Türk milletinin kurtarıcısı ve Türkiye Cumhuriyeti’nin kurucusu ulu başkanımız Gazi Mustafa Kemal Atatürk’ün dediği üzere, ‘basın milletin müşterek sesidir.’ Gazi Mustafa Kemal Atatürk o günlerden, bugünlere ışık tutmuş, yol göstermiş ve hala yol göstermeye devam ediyor. Lakin bu ışığı görmeyen, bu yoldan çıkanlar ne yazık ki Meclis açılır açılmaz ‘sansür yasası’ teklifini getirdiler. AKP ve MHP’nin ‘dezenformasyon’ dediği ‘sansür kanun’ teklifinin Meclis’ten geçmesi halinde haber alma hakkı, söz özgürlüğü ve bağlantı alanında Türkiye’de kökten olumsuz bir dönüşüm yaşanacak. Özetle seçim öncesi AK Parti iktidarı gazetecilerin haber yapmasını, yurttaşın en büyük hakkı olan habere ulaşımını engellemesini ve haberin özgür dolanımını engelleyerek toplumsal muhalefeti durdurmayı amaçlamaktadır. İktidarın beğenmediği haberleri yazanların, paylaşanların yargılandığı günleri göreceğiz. Bu türlü bir şey kabul edilemez. Biz hür doğduk hür yaşarız. Haber alma özgürlüğünde önüne konulacak her mani vatandaşın bağımsızlığına, özgürlüğüne en büyük olacak pürüzdür.
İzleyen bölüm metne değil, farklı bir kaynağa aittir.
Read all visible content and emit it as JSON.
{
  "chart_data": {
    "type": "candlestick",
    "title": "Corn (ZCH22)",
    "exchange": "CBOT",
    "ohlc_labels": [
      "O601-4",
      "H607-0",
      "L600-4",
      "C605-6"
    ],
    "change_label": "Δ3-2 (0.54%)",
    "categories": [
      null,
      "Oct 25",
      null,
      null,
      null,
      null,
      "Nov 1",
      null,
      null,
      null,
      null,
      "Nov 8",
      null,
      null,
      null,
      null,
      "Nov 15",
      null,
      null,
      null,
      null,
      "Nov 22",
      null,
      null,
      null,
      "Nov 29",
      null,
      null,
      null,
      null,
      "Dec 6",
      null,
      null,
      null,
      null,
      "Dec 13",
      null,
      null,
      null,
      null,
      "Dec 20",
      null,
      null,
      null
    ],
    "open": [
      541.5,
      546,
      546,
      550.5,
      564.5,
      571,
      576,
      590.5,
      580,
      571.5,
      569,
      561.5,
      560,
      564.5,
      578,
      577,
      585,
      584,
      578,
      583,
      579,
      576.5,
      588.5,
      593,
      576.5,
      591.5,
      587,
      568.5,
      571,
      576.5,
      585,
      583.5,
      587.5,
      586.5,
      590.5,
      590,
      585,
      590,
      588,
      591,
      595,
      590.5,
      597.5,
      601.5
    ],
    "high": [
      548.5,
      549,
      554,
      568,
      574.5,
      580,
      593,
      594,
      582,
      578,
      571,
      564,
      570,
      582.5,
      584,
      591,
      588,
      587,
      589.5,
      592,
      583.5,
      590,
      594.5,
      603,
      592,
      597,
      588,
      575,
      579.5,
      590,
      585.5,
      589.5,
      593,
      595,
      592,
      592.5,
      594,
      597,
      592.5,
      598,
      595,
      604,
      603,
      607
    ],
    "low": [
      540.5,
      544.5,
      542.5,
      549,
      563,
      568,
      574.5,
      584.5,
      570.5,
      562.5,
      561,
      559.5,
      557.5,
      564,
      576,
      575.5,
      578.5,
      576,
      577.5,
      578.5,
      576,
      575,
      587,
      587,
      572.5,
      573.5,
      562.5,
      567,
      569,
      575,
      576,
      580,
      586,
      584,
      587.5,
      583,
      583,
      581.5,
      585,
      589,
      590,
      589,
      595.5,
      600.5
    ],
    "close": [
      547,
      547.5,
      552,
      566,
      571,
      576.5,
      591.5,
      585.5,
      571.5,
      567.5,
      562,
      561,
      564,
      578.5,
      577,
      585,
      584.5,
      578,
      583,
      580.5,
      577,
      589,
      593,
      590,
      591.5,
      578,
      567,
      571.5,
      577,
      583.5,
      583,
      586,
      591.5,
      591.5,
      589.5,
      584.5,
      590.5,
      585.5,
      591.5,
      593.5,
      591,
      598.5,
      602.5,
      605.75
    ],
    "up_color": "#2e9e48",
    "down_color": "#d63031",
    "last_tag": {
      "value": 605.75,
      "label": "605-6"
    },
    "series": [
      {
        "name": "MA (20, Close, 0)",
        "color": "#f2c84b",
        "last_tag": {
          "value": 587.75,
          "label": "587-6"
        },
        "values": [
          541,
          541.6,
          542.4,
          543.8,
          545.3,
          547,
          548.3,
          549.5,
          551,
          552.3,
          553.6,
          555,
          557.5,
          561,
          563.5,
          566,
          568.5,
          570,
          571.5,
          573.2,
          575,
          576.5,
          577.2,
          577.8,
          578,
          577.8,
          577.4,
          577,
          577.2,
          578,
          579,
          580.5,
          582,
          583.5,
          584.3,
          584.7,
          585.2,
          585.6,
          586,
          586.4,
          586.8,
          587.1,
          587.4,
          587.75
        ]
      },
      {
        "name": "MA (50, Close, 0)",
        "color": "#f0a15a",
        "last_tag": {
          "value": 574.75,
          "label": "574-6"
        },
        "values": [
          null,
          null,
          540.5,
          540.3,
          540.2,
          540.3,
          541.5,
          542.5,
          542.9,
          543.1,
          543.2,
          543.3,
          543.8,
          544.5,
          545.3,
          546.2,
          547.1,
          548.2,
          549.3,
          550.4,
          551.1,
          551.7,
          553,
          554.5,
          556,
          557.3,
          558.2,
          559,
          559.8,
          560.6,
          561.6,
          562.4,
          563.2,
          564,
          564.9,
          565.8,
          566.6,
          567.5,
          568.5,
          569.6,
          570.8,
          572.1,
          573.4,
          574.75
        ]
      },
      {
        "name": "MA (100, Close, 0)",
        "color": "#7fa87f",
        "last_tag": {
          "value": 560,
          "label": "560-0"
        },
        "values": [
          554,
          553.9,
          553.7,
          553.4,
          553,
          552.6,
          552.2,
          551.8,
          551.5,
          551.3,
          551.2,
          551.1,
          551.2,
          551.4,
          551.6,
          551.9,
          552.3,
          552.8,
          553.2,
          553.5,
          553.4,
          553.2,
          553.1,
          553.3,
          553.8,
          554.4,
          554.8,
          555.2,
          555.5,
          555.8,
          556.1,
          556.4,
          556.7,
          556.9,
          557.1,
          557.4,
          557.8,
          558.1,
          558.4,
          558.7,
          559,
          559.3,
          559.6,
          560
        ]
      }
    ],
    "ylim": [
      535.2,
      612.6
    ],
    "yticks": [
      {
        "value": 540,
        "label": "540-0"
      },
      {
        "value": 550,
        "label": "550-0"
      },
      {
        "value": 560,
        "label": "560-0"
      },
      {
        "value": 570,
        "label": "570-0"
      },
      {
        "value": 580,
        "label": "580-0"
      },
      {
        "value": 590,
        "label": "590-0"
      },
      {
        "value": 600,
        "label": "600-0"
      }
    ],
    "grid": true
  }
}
Seçimler öncesi ‘sansür yasasını’ gündeme getirmek lakin AK Parti iktidarının aklına gelirdi.
“AMAÇ TOPLUMSAL MEDYAYI SEÇİME KADAR DENETİM ALTINA ALMAK”
Burada gaye toplumsal medyayı seçime kadar denetim altına almak. ‘Yolsuzluk, yoksulluk, yasaklarla gayret edeceğiz’ diyerek gelenlerin artık vazifeden giderayak yolsuzluk ve yoksullukları gizlemek için yasaklardan medet ummaya başlamasının noktasıdır, geldiğimiz nokta. Bu yasa fikir ve tabir özgürlüğü, basın özgürlüğü, ekonomik özgürlüklerinin önünde duvar üzere konulan bir yasadır. Kanun teklifinde muğlak hususlar de var, mesela 29’uncu husus. Burada, ‘halkı aldatıcı bilgiyi alenen yayma kabahatine mahpus cezası verilecek’ diyor. Bunu belirleyecek kim ve hangi kriterlere nazaran belirlenecek diye baktığımızda bu iktidardaki memnuniyetsizlikleri ortaya koyuyor.
“YEREL MEDYANIN SESİNİ KISMAK İSTİYORLAR”
‘Sansür Yasası’nın’ lokal medyaya da yaratacağı mağduriyetler var. Mahallî medyanın sesini kısmak istiyorlar. Gazeteciler işini kaybedecek, kalan bir avuç lokal medyanın da kapanmasına yahut durdurulmasına yol açacak. Resmi ilan verilebilir mecra büyüyecek fakat pasta büyümeyecek. Lokal medyaların ana ömür kaynağı olan resmi ilan gelirinin yüzde 75’i buharlaşacak ve çalışamaz hale getirilecek.
“SEÇİM NE VAKİT OLURSA SONRAKİ GÜN MİLLET RAHAT BİR NEFES ALACAK”
Millet İttifakı olarak seçim ne vakit olursa sonraki gün millet rahat bir nefes alacak. Vatandaşımıza hizmet eden, hesap veren, çiftçinin, hayvancının, esnafın, gençlerimizin, bayanlarımızın herkesin kazandığı bir Türkiye inşa edeceğiz. Hesap vereceğiz, vatandaşlarımızla iç içe olacağız. Vatandaşımızın filesi dolacak ve vatandaşımızdan ‘Allah razı olsun’ alacağız. Göreceksiniz daima birlikte bu hoş ülkeyi kalkındıracağız.”